1875-1878 Bosna-Hersek Ayaklanmasına Karşı Osmanlı Yönetiminin Tutumu (Hasan Şkapur)

13 March 2017

Rahmetli Hasan Şkapur 1913’te Teşany şehrinde doğumuş ve 1975 senesine kadar yaşamış Boşnakların önemli tarihçi ve bilimadamlarındandır. 1935'te Gazi Hüsrev Bey Medresesinden mezun olmuş 1939'da ise Saraybosna Yüksek Şer'i Hakim Okulunu bitirmiştir. Genel olarak bu okuldan 20 yy. ilk yarısında birçok meşhur Boşnak alim ve akademisyen yetişmiştir. Sonrasında Bihaç medresesinde İslam Tarihi ve Arapça Dili hocası olarak çalışmış ardından Banyaluka'ya geçmiş ve orada Lise hocalığını yapmıştır. Akabinde Priyedor şehrine geçer ve oranın Lise'sinde Tarih, Rusça ve Boşnakça dili derslerini vermiştir. 1954'te Priyedor Müzesinde kustos olarak çalışır ve ilerideki senelerde Kuzey Bosna tarihi ile ilgilenir. Osmanlıca ve Arapçası çok iyi seviyede olması hasebiyle tarih araştırmalarına başlar. Banyaluka'da ayrıca Sokollu Ferhat Paşa Cami'inde bir süre baş vaiz olarak hizmet verir. İslam Birliği teşkilatında çeşitli kademelerde hayatı boyunca aktif olur. Bu teşkilatın kadro yetiştirmesinde önemli rol oynamış bir zattır. İlme göstermiş olduğu ilgiyi bir defasında arkadaşına şöyle ifade eder:

„İnsanların arzuları binbir çeşit. Kimileri istirahat etmek için uzun geceleri bekler ben ise kağıta daha çok ilim dökeyim diye.

Kamuoyunda genel olarak en önemli çalışmalarından Sahih-ul-Buhari'nin ilk dört cildini Boşnakça‘ya tercim etmesi ile meşhurdur. Ne yazık ki, tarih dalında yazmış olduğu makalelerine bugüne kadar yeterli ilgi gösterilmemiştir. Osmanlı arşiv belgelerine dayanan bu çalışmalardan bazıları şunlar:

19. Asır Sana Nehri Üzerinde Priyedor Tüccar Filosu, Kozarac Kasabasına Dair Bazı Bilgiler, Osmanlı Döneminde Priyedor, 19. Asır Bosna Krayinasının İletişim Bağı, 1875-1878. Potkozarye Bölgesi Ayaklanmasına Dair Osmanlı Vesikaları, 19. Asrın Son Aşamasında Bosna Krayinasında İktisadi Durum, vb.

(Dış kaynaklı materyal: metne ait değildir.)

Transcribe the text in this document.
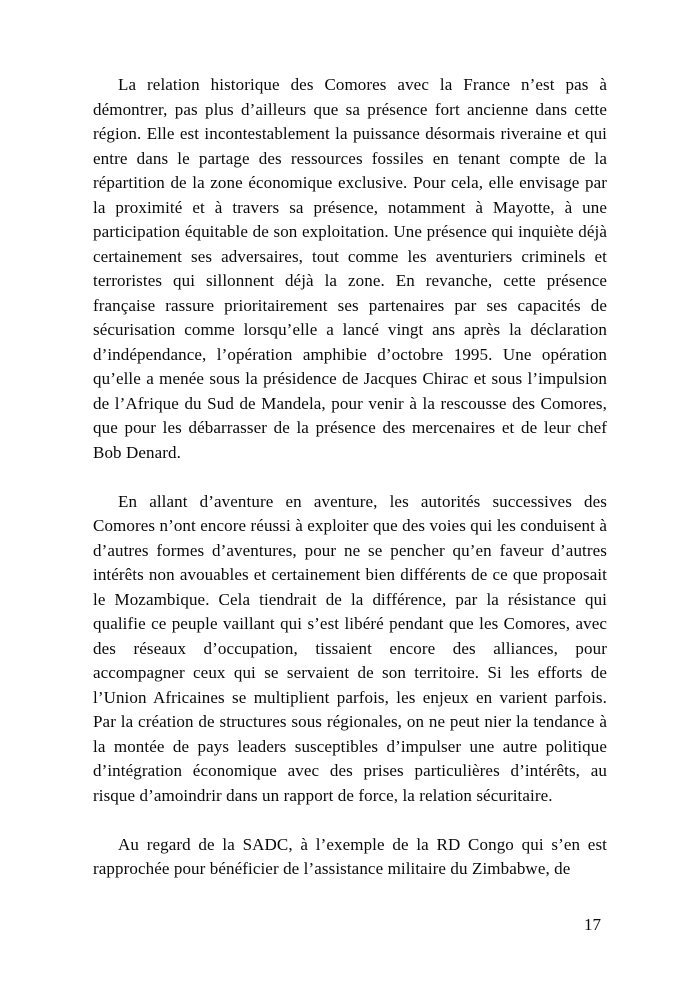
La relation historique des Comores avec la France n’est pas à démontrer, pas plus d’ailleurs que sa présence fort ancienne dans cette région. Elle est incontestablement la puissance désormais riveraine et qui entre dans le partage des ressources fossiles en tenant compte de la répartition de la zone économique exclusive. Pour cela, elle envisage par la proximité et à travers sa présence, notamment à Mayotte, à une participation équitable de son exploitation. Une présence qui inquiète déjà certainement ses adversaires, tout comme les aventuriers criminels et terroristes qui sillonnent déjà la zone. En revanche, cette présence française rassure prioritairement ses partenaires par ses capacités de sécurisation comme lorsqu’elle a lancé vingt ans après la déclaration d’indépendance, l’opération amphibie d’octobre 1995. Une opération qu’elle a menée sous la présidence de Jacques Chirac et sous l’impulsion de l’Afrique du Sud de Mandela, pour venir à la rescousse des Comores, que pour les débarrasser de la présence des mercenaires et de leur chef Bob Denard.

En allant d’aventure en aventure, les autorités successives des Comores n’ont encore réussi à exploiter que des voies qui les conduisent à d’autres formes d’aventures, pour ne se pencher qu’en faveur d’autres intérêts non avouables et certainement bien différents de ce que proposait le Mozambique. Cela tiendrait de la différence, par la résistance qui qualifie ce peuple vaillant qui s’est libéré pendant que les Comores, avec des réseaux d’occupation, tissaient encore des alliances, pour accompagner ceux qui se servaient de son territoire. Si les efforts de l’Union Africaines se multiplient parfois, les enjeux en varient parfois. Par la création de structures sous régionales, on ne peut nier la tendance à la montée de pays leaders susceptibles d’impulser une autre politique d’intégration économique avec des prises particulières d’intérêts, au risque d’amoindrir dans un rapport de force, la relation sécuritaire.

Au regard de la SADC, à l’exemple de la RD Congo qui s’en est rapprochée pour bénéficier de l’assistance militaire du Zimbabwe, de

17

Şkapur'un en geniş çaplı araştırmaları, 1875-1878 tarihleri arasında vuku bulan Bosna-Hersek ayaklanması ile ilgilidir. Bu zor işe hayatının on senesini vermiş ve çalışmalarının neticeleri Bosna tarihine önemli katkılar sunmuştur. Osmanlı paleografyasını, klasik tarih ilmini, Kozara Müzesindeki işyerini ve ömrünün en uzun süresini geçirdiği ve ayaklanmanın da merkezlerinden biri olan Priyedor şehrini en güzel ve en verimli biçimde birleştiren bir bilim adamıydı.

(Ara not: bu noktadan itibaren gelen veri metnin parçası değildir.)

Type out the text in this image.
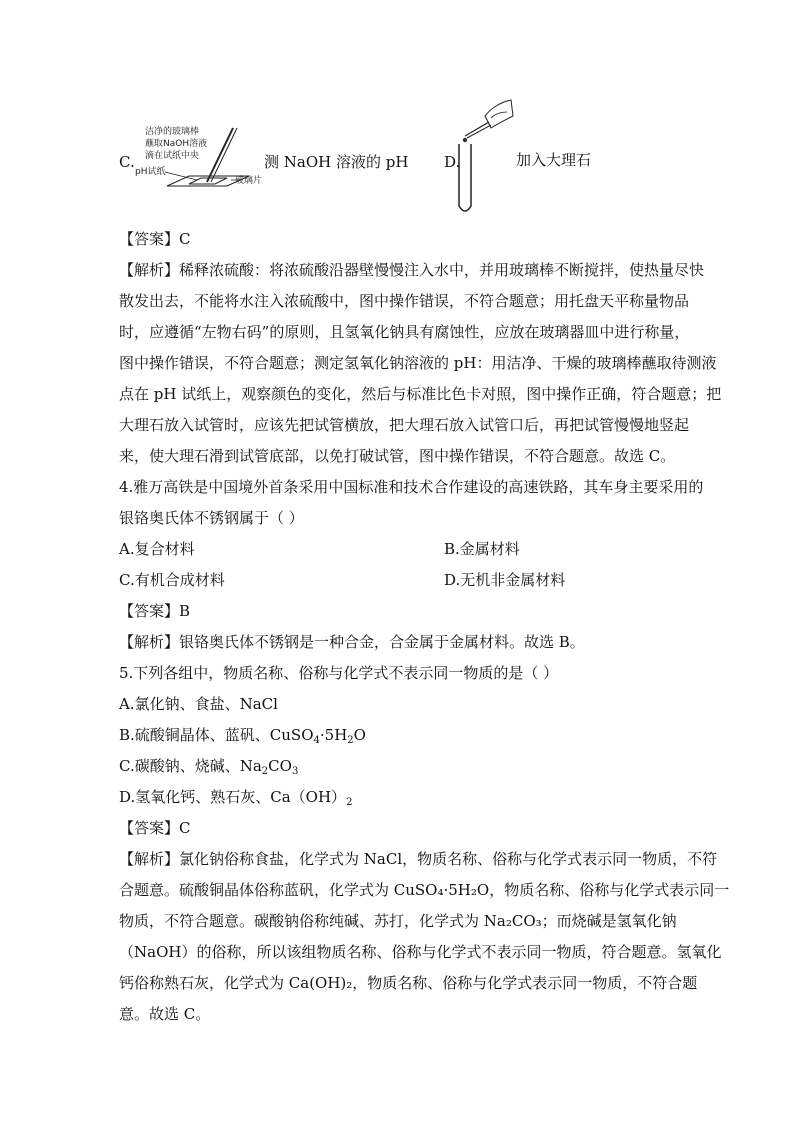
洁净的玻璃棒
蘸取NaOH溶液
滴在试纸中央
pH试纸
玻璃片
C.	测 NaOH 溶液的 pH D.	加入大理石
【答案】C
【解析】稀释浓硫酸：将浓硫酸沿器壁慢慢注入水中，并用玻璃棒不断搅拌，使热量尽快
散发出去，不能将水注入浓硫酸中，图中操作错误，不符合题意；用托盘天平称量物品
时，应遵循“左物右码”的原则，且氢氧化钠具有腐蚀性，应放在玻璃器皿中进行称量，
图中操作错误，不符合题意；测定氢氧化钠溶液的 pH：用洁净、干燥的玻璃棒蘸取待测液
点在 pH 试纸上，观察颜色的变化，然后与标准比色卡对照，图中操作正确，符合题意；把
大理石放入试管时，应该先把试管横放，把大理石放入试管口后，再把试管慢慢地竖起
来，使大理石滑到试管底部，以免打破试管，图中操作错误，不符合题意。故选 C。
4.雅万高铁是中国境外首条采用中国标准和技术合作建设的高速铁路，其车身主要采用的
银铬奥氏体不锈钢属于（ ）
A.复合材料	B.金属材料
C.有机合成材料	D.无机非金属材料
【答案】B
【解析】银铬奥氏体不锈钢是一种合金，合金属于金属材料。故选 B。
5.下列各组中，物质名称、俗称与化学式不表示同一物质的是（ ）
A.氯化钠、食盐、NaCl
B.硫酸铜晶体、蓝矾、$CuSO_4\cdot 5H_2O$
C.碳酸钠、烧碱、$Na_2CO_3$
D.氢氧化钙、熟石灰、$Ca(OH)_2$
【答案】C
【解析】氯化钠俗称食盐，化学式为 NaCl，物质名称、俗称与化学式表示同一物质，不符
合题意。硫酸铜晶体俗称蓝矾，化学式为 CuSO₄·5H₂O，物质名称、俗称与化学式表示同一
物质，不符合题意。碳酸钠俗称纯碱、苏打，化学式为 Na₂CO₃；而烧碱是氢氧化钠
（NaOH）的俗称，所以该组物质名称、俗称与化学式不表示同一物质，符合题意。氢氧化
钙俗称熟石灰，化学式为 Ca(OH)₂，物质名称、俗称与化学式表示同一物质，不符合题
意。故选 C。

„1875-1878 Bosna-Hersek Ayaklanmasına Karşı Osmanlı Yönetiminin Tutumu” başlıklı daktilo el yazması, 367 sayfa ve 50 tablo içeren, yaklaşık 45 yıl eski, bugüne kadar basılmamış ve zaman boyunca ailesi tarafından iyi derecede korunmuş doktora tezidir. Bu tez, 2016 senesinde Bosna-Hersek Osmanlı Araştırmaları Merkezi Derneği'ne basılması teklifiyle teslim edilmiştir. Bu vesile ile yazarın ailesine şükranlarımızı arz ederiz.

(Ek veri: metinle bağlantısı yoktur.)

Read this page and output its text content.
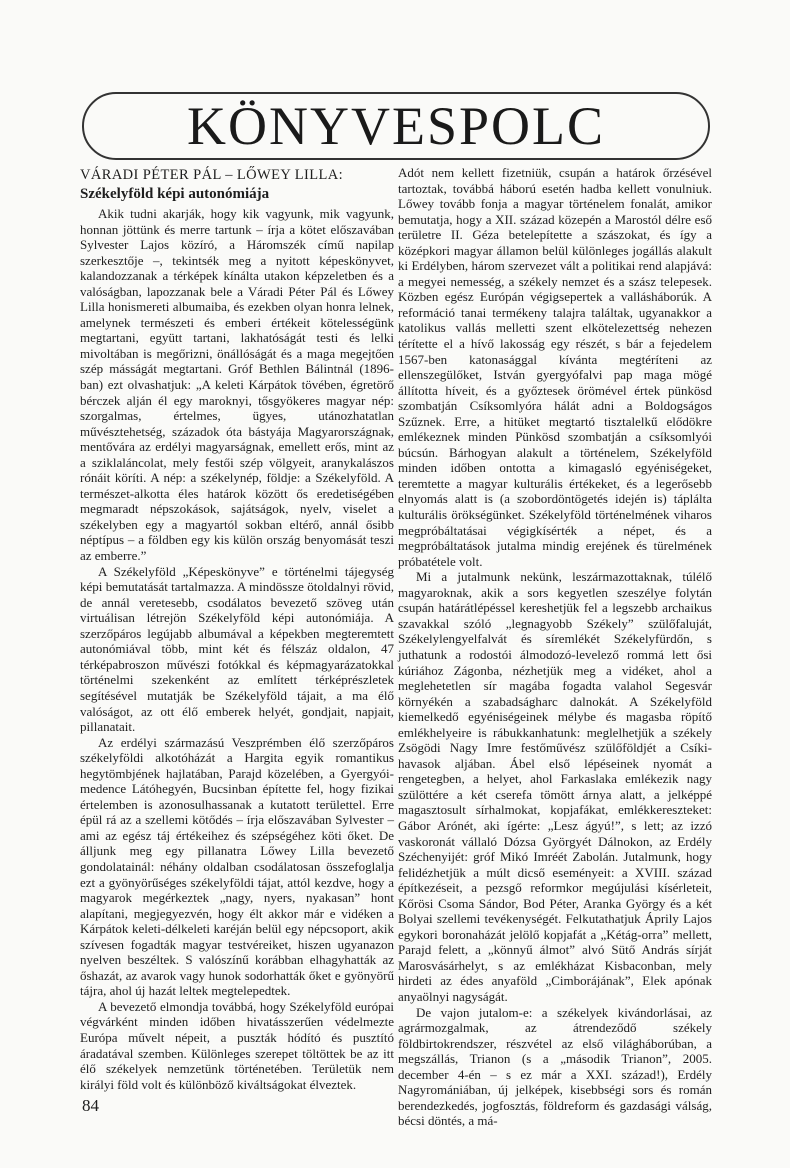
KÖNYVESPOLC
VÁRADI PÉTER PÁL – LŐWEY LILLA:
Székelyföld képi autonómiája

Akik tudni akarják, hogy kik vagyunk, mik vagyunk, honnan jöttünk és merre tartunk – írja a kötet előszavában Sylvester Lajos közíró, a Háromszék című napilap szerkesztője –, tekintsék meg a nyitott képeskönyvet, kalandozzanak a térképek kínálta utakon képzeletben és a valóságban, lapozzanak bele a Váradi Péter Pál és Lőwey Lilla honismereti albumaiba, és ezekben olyan honra lelnek, amelynek természeti és emberi értékeit kötelességünk megtartani, együtt tartani, lakhatóságát testi és lelki mivoltában is megőrizni, önállóságát és a maga megejtően szép másságát megtartani. Gróf Bethlen Bálintnál (1896-ban) ezt olvashatjuk: „A keleti Kárpátok tövében, égretörő bérczek alján él egy maroknyi, tősgyökeres magyar nép: szorgalmas, értelmes, ügyes, utánozhatatlan művésztehetség, századok óta bástyája Magyarországnak, mentővára az erdélyi magyarságnak, emellett erős, mint az a sziklaláncolat, mely festői szép völgyeit, aranykalászos rónáit köríti. A nép: a székelynép, földje: a Székelyföld. A természet-alkotta éles határok között ős eredetiségében megmaradt népszokások, sajátságok, nyelv, viselet a székelyben egy a magyartól sokban eltérő, annál ősibb néptípus – a földben egy kis külön ország benyomását teszi az emberre.”

A Székelyföld „Képeskönyve” e történelmi tájegység képi bemutatását tartalmazza. A mindössze ötoldalnyi rövid, de annál veretesebb, csodálatos bevezető szöveg után virtuálisan létrejön Székelyföld képi autonómiája. A szerzőpáros legújabb albumával a képekben megteremtett autonómiával több, mint két és félszáz oldalon, 47 térképabroszon művészi fotókkal és képmagyarázatokkal történelmi szekenként az említett térképrészletek segítésével mutatják be Székelyföld tájait, a ma élő valóságot, az ott élő emberek helyét, gondjait, napjait, pillanatait.

Az erdélyi származású Veszprémben élő szerzőpáros székelyföldi alkotóházát a Hargita egyik romantikus hegytömbjének hajlatában, Parajd közelében, a Gyergyói-medence Látóhegyén, Bucsinban építette fel, hogy fizikai értelemben is azonosulhassanak a kutatott területtel. Erre épül rá az a szellemi kötődés – írja előszavában Sylvester – ami az egész táj értékeihez és szépségéhez köti őket. De álljunk meg egy pillanatra Lőwey Lilla bevezető gondolatainál: néhány oldalban csodálatosan összefoglalja ezt a gyönyörűséges székelyföldi tájat, attól kezdve, hogy a magyarok megérkeztek „nagy, nyers, nyakasan” hont alapítani, megjegyezvén, hogy élt akkor már e vidéken a Kárpátok keleti-délkeleti karéján belül egy népcsoport, akik szívesen fogadták magyar testvéreiket, hiszen ugyanazon nyelven beszéltek. S valószínű korábban elhagyhatták az őshazát, az avarok vagy hunok sodorhatták őket e gyönyörű tájra, ahol új hazát leltek megtelepedtek.

A bevezető elmondja továbbá, hogy Székelyföld európai végvárként minden időben hivatásszerűen védelmezte Európa művelt népeit, a puszták hódító és pusztító áradatával szemben. Különleges szerepet töltöttek be az itt élő székelyek nemzetünk történetében. Területük nem királyi föld volt és különböző kiváltságokat élveztek.

Adót nem kellett fizetniük, csupán a határok őrzésével tartoztak, továbbá háború esetén hadba kellett vonulniuk. Lőwey tovább fonja a magyar történelem fonalát, amikor bemutatja, hogy a XII. század közepén a Marostól délre eső területre II. Géza betelepítette a szászokat, és így a középkori magyar államon belül különleges jogállás alakult ki Erdélyben, három szervezet vált a politikai rend alapjává: a megyei nemesség, a székely nemzet és a szász telepesek. Közben egész Európán végigsepertek a vallásháborúk. A reformáció tanai termékeny talajra találtak, ugyanakkor a katolikus vallás melletti szent elkötelezettség nehezen térítette el a hívő lakosság egy részét, s bár a fejedelem 1567-ben katonasággal kívánta megtéríteni az ellenszegülőket, István gyergyófalvi pap maga mögé állította híveit, és a győztesek örömével értek pünkösd szombatján Csíksomlyóra hálát adni a Boldogságos Szűznek. Erre, a hitüket megtartó tisztalelkű elődökre emlékeznek minden Pünkösd szombatján a csíksomlyói búcsún. Bárhogyan alakult a történelem, Székelyföld minden időben ontotta a kimagasló egyéniségeket, teremtette a magyar kulturális értékeket, és a legerősebb elnyomás alatt is (a szobordöntögetés idején is) táplálta kulturális örökségünket. Székelyföld történelmének viharos megpróbáltatásai végigkísérték a népet, és a megpróbáltatások jutalma mindig erejének és türelmének próbatétele volt.

Mi a jutalmunk nekünk, leszármazottaknak, túlélő magyaroknak, akik a sors kegyetlen szeszélye folytán csupán határátlépéssel kereshetjük fel a legszebb archaikus szavakkal szóló „legnagyobb Székely” szülőfaluját, Székelylengyelfalvát és síremlékét Székelyfürdőn, s juthatunk a rodostói álmodozó-levelező rommá lett ősi kúriához Zágonba, nézhetjük meg a vidéket, ahol a meglehetetlen sír magába fogadta valahol Segesvár környékén a szabadságharc dalnokát. A Székelyföld kiemelkedő egyéniségeinek mélybe és magasba röpítő emlékhelyeire is rábukkanhatunk: meglelhetjük a székely Zsögödi Nagy Imre festőművész szülőföldjét a Csíki-havasok aljában. Ábel első lépéseinek nyomát a rengetegben, a helyet, ahol Farkaslaka emlékezik nagy szülöttére a két cserefa tömött árnya alatt, a jelképpé magasztosult sírhalmokat, kopjafákat, emlékkereszteket: Gábor Arónét, aki ígérte: „Lesz ágyú!”, s lett; az izzó vaskoronát vállaló Dózsa Györgyét Dálnokon, az Erdély Széchenyijét: gróf Mikó Imréét Zabolán. Jutalmunk, hogy felidézhetjük a múlt dicső eseményeit: a XVIII. század építkezéseit, a pezsgő reformkor megújulási kísérleteit, Kőrösi Csoma Sándor, Bod Péter, Aranka György és a két Bolyai szellemi tevékenységét. Felkutathatjuk Áprily Lajos egykori boronaházát jelölő kopjafát a „Kétág-orra” mellett, Parajd felett, a „könnyű álmot” alvó Sütő András sírját Marosvásárhelyt, s az emlékházat Kisbaconban, mely hirdeti az édes anyaföld „Cimborájának”, Elek apónak anyaölnyi nagyságát.

De vajon jutalom-e: a székelyek kivándorlásai, az agrármozgalmak, az átrendeződő székely földbirtokrendszer, részvétel az első világháborúban, a megszállás, Trianon (s a „második Trianon”, 2005. december 4-én – s ez már a XXI. század!), Erdély Nagyromániában, új jelképek, kisebbségi sors és román berendezkedés, jogfosztás, földreform és gazdasági válság, bécsi döntés, a má-

84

Bölge ve geniş Avrupa coğrafyasındaki etkisinden ve oluşturduğu sonuçlardan dolayı, 1875-1878 Bosna-Hersek Ayaklanması haklı olarak tarihçilerin ve diğer araştırmacıların, özellikle tarihin günümüze etkilerini araştıranların ilgisini çekmiştir. Ayaklanmanın, Sırp ve Karadağlıların Osmanlı Devletine karşı savaş ilan etmelerinin temel nedeni olarak sayıldığını ve akabinde yeni Osmanlı-Rus harbine neden olduğunu hatırlatmak kafi olacaktır. Rusların 93 Harbindeki zaferleri, Bâb-ı Âli'de etkilerini daha güçlendirecek ve Rumeli'de (Balkanlarda) siyasi süreçleri kontrol etme imkanını sağlayacaktır. Diğer Avrupalı güçlerin, özellikle San Stefanos'ta imzalanan barış sonrasında kendilerini kandırılmış hisseden Avusturya-Macaristan ve İngiltere'nin (Büyük Britanya) tepkileri, tarafları Berlin Kongresi'ne götürmüş ve nihayetinde 13 Temmuz 1878 tarihinde Berlin Antlaşması imzalanmıştır.

Büyük güçler (özellikle Avusturya-Macaristan ve İngiltere), Bosna-Hersek'i Avusturya-Macaristan Monarşisi'ne bağlama isteklerindeki formal gerekçelendirmelerinin kaynağını, halk arasında dini ve sosyal çelişkilere neden olan, yerel gayrımüslimlerin Osmanlı yönetimine karşı güvensizliklerini artıran ve Sırp ve Karadağ Prenslikleri'nin Bosna-Hersek'teki dindaşlarını etki altına almalarını hızlandıran söz konusu ayaklanmada bulmuşlardır.

Berlin Antlaşmasının XXV. Maddesine göre, Bosna tarhinde Osmanlı dönemi de factoolarak sona ermiştir. Ancak Sultan'ın Bosna üzerindeki egemenliği Ekim 1908'e kadar de iureolarak sürmüştür.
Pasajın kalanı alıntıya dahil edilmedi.